Tuesday, February 21, 2006

A poo, a poo, my kingdom for a poo.

The brilliance of Imodium, is that it has the exact opposite effect on your bottom system to what you are suffering from, providing sweet, sweet relief. A side effect of Imodium, is that it has the exact opposite effect on your bottom system to what you were suffering from.

To put it succinctly, last week I was doing it too much, this week I'm not doing it at all. Turns that when I rejected my boyfriend the toilet, it got all upset and now never wants to see me again.

This is a problem.

Unfortunately, it is a problem the women in my family suffer from anyway, and when put together with a endometriosis legion the size of a mobile phone (Samsung T610 to be precise) in an unfortunate place, this means I have gone from one extreme to another, from the sublime to the ridiculous, from a rock to a hard place, out of the frying pan and into the raging, screaming, almost the most uncomfortable I have ever been inferno.

Ah well, nothing to do now but wait it out.

Black Eye Update - the bruise whch was just in the crease of my eyelid has spread down and around my eye, you know that joke where someone puts boot polish around the lens of a telescope and the next person to use it gets a ring around their eye? That, I look just like that.

And no, there will be no photographic proof, you're just going to have to trust me when I say I look like an idiot who got drunk and smashed their face into a door frame.

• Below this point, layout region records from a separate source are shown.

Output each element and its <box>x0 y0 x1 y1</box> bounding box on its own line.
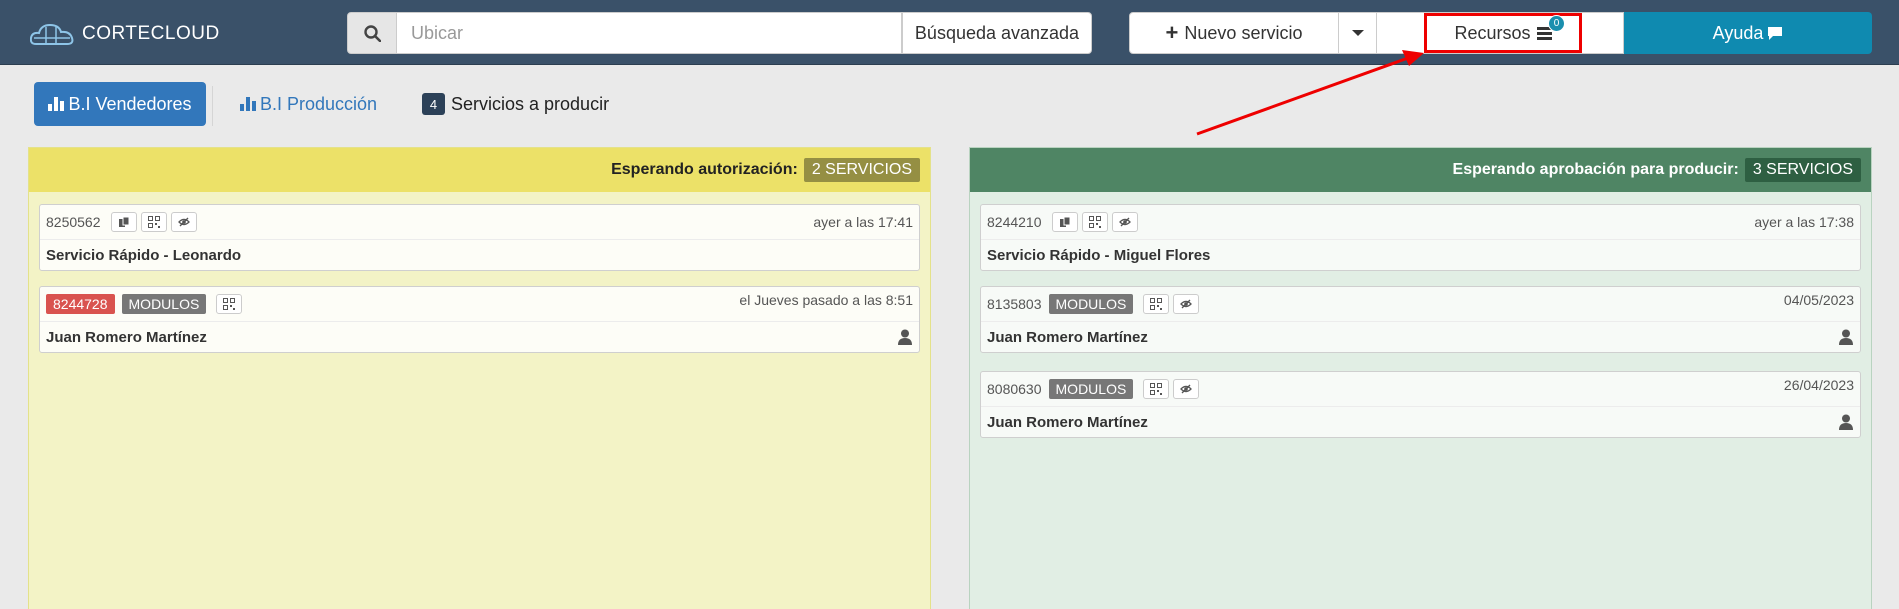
tab-bi-sellers[interactable]: B.I Vendedores <box>34 82 206 126</box>
plus-icon: + <box>1165 20 1179 45</box>
app-logo[interactable]: CORTECLOUD <box>30 20 220 48</box>
qr-code-button[interactable] <box>216 294 243 314</box>
copy-button[interactable] <box>1051 212 1078 232</box>
new-service-dropdown-toggle[interactable] <box>1338 12 1377 54</box>
logo-text: CORTECLOUD <box>82 23 220 44</box>
hide-button[interactable] <box>1173 294 1200 314</box>
services-to-produce-count: 4 <box>422 93 445 115</box>
qr-code-icon <box>1150 298 1163 310</box>
service-card[interactable]: 8244728 MODULOS el Jueves pasado a las 8… <box>39 286 920 353</box>
hidden-eye-icon <box>177 217 190 227</box>
chevron-down-icon <box>1351 30 1364 36</box>
panel-awaiting-authorization: Esperando autorización: 2 SERVICIOS 8250… <box>28 147 931 609</box>
panel-title: Esperando aprobación para producir: <box>1452 161 1739 178</box>
qr-code-icon <box>147 216 160 228</box>
qr-code-button[interactable] <box>1081 212 1108 232</box>
service-date: 04/05/2023 <box>1783 292 1854 308</box>
service-id[interactable]: 8244210 <box>987 214 1042 230</box>
service-card[interactable]: 8080630 MODULOS 26/04/2023 Juan Romero M… <box>980 371 1861 438</box>
panel-header: Esperando autorización: 2 SERVICIOS <box>29 148 930 192</box>
panel-header: Esperando aprobación para producir: 3 SE… <box>970 148 1871 192</box>
search-icon <box>363 24 381 42</box>
service-client-name: Juan Romero Martínez <box>987 328 1148 346</box>
modules-tag: MODULOS <box>1048 294 1134 314</box>
service-client-name: Servicio Rápido - Leonardo <box>46 246 242 264</box>
modules-tag: MODULOS <box>1048 379 1134 399</box>
service-client-name: Servicio Rápido - Miguel Flores <box>987 246 1211 264</box>
service-date: 26/04/2023 <box>1783 377 1854 393</box>
chat-bubble-icon <box>1768 26 1783 40</box>
user-icon <box>1839 414 1853 430</box>
user-icon <box>1839 329 1853 345</box>
service-id[interactable]: 8244728 <box>46 294 115 314</box>
help-button[interactable]: Ayuda <box>1624 12 1872 54</box>
tab-divider <box>212 86 213 126</box>
qr-code-button[interactable] <box>1143 379 1170 399</box>
resources-label: Recursos <box>1454 22 1531 43</box>
qr-code-icon <box>1150 383 1163 395</box>
panel-title: Esperando autorización: <box>611 161 798 178</box>
hide-button[interactable] <box>170 212 197 232</box>
qr-code-button[interactable] <box>1143 294 1170 314</box>
help-label: Ayuda <box>1712 22 1764 43</box>
hide-button[interactable] <box>1173 379 1200 399</box>
new-service-label: Nuevo servicio <box>1184 22 1303 43</box>
tab-services-to-produce[interactable]: 4 Servicios a producir <box>422 82 609 126</box>
hide-button[interactable] <box>1111 212 1138 232</box>
qr-code-icon <box>223 298 236 310</box>
service-client-name: Juan Romero Martínez <box>987 413 1148 431</box>
services-count-label: 3 SERVICIOS <box>1744 158 1861 182</box>
qr-code-icon <box>1088 216 1101 228</box>
tab-bi-sellers-label: B.I Vendedores <box>68 93 192 114</box>
service-card[interactable]: 8250562 ayer a las 17:41 Servicio Rápido… <box>39 204 920 271</box>
services-count-label: 2 SERVICIOS <box>803 158 920 182</box>
search-group: Búsqueda avanzada <box>347 12 1092 54</box>
hidden-eye-icon <box>1180 299 1193 309</box>
service-id[interactable]: 8080630 <box>987 381 1042 397</box>
search-input[interactable] <box>397 12 902 54</box>
cloud-logo-icon <box>30 23 74 45</box>
advanced-search-button[interactable]: Búsqueda avanzada <box>902 12 1092 54</box>
tab-bi-production[interactable]: B.I Producción <box>240 82 377 126</box>
bar-chart-icon <box>240 97 256 111</box>
service-id[interactable]: 8250562 <box>46 214 101 230</box>
qr-code-button[interactable] <box>140 212 167 232</box>
service-client-name: Juan Romero Martínez <box>46 328 207 346</box>
service-id[interactable]: 8135803 <box>987 296 1042 312</box>
new-service-button[interactable]: + Nuevo servicio <box>1129 12 1339 54</box>
hidden-eye-icon <box>1180 384 1193 394</box>
bar-chart-icon <box>48 97 65 111</box>
tab-bi-production-label: B.I Producción <box>260 93 378 114</box>
copy-button[interactable] <box>110 212 137 232</box>
copy-icon <box>1059 216 1071 227</box>
hidden-eye-icon <box>1118 217 1131 227</box>
user-icon <box>898 329 912 345</box>
service-card[interactable]: 8135803 MODULOS 04/05/2023 Juan Romero M… <box>980 286 1861 353</box>
copy-icon <box>118 216 130 227</box>
service-card[interactable]: 8244210 ayer a las 17:38 Servicio Rápido… <box>980 204 1861 271</box>
panel-awaiting-production-approval: Esperando aprobación para producir: 3 SE… <box>969 147 1872 609</box>
service-date: ayer a las 17:38 <box>1754 214 1854 230</box>
modules-tag: MODULOS <box>121 294 207 314</box>
service-date: ayer a las 17:41 <box>813 214 913 230</box>
service-date: el Jueves pasado a las 8:51 <box>739 292 913 308</box>
search-button[interactable] <box>347 12 397 54</box>
services-to-produce-label: Servicios a producir <box>451 93 610 114</box>
resources-count-badge: 0 <box>1548 15 1565 32</box>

Sidebar - I know some people by a marriage that is now a divorce who are not very nice people, and when I say not very nice, I mean the head of the family was in the SS, when you get the impression they would make good Nazi's, you're not wrong. They keep photo albums of family illnessess, accidents etc, and on the extremely rare occasions I have found myself in their home I have been shown the aforementioned albums while sipping weak tea and eating bundt cake, "and this is Robert's rash on day 3.... day 4.... day 6 is a good one, it's where it started to ooze....". I'm just not sure what I would do with a photo of my gross eye, short of donating it to them.

6 comments:

Anonymous said...

get pissed on cider - never been a cider drinker myself, but apparently, it helps with situations such as yours...

Anonymous said...

added one too many commas in there - apologies

Anonymous said...

When I worked on the bars at the festivals, me and the boys used to take an immodium or two on the Friday, in an effort to avoid using the 1 portaloo provided for 150 bar staff and the 3 portaloos they provide back at the trader's campsite for the 3500 traders.
That would see us through until about Tuesday when we were clean again and had the chance to sit on a porcelin throne once more. However, the ensuing poop was likened to giving birth (on good authority from a mother who used to do the bars with us).

Good luck

Anonymous said...

You always said that you didn't poo, and now it's true!

Mark said...

Codeine + three Shredded Wheat = mild arse misery

SpanAir said...

All good advice, I thank you, my mother says anything with lots of bran in it and it's true that I have avoided All Bran since a particular nasty incident in 1997.

My sister advocates Vodka, she advocates Vodka for most things though...

Mark - I love codeine and would happily take it even if I wasn't in this situation.

Mr Bogus - You are right, I am in fact too posh to poo.

Gareth - What's annoyed me is it said to take two and I only took one!

Lizzie - Would Snakey B have the same effect?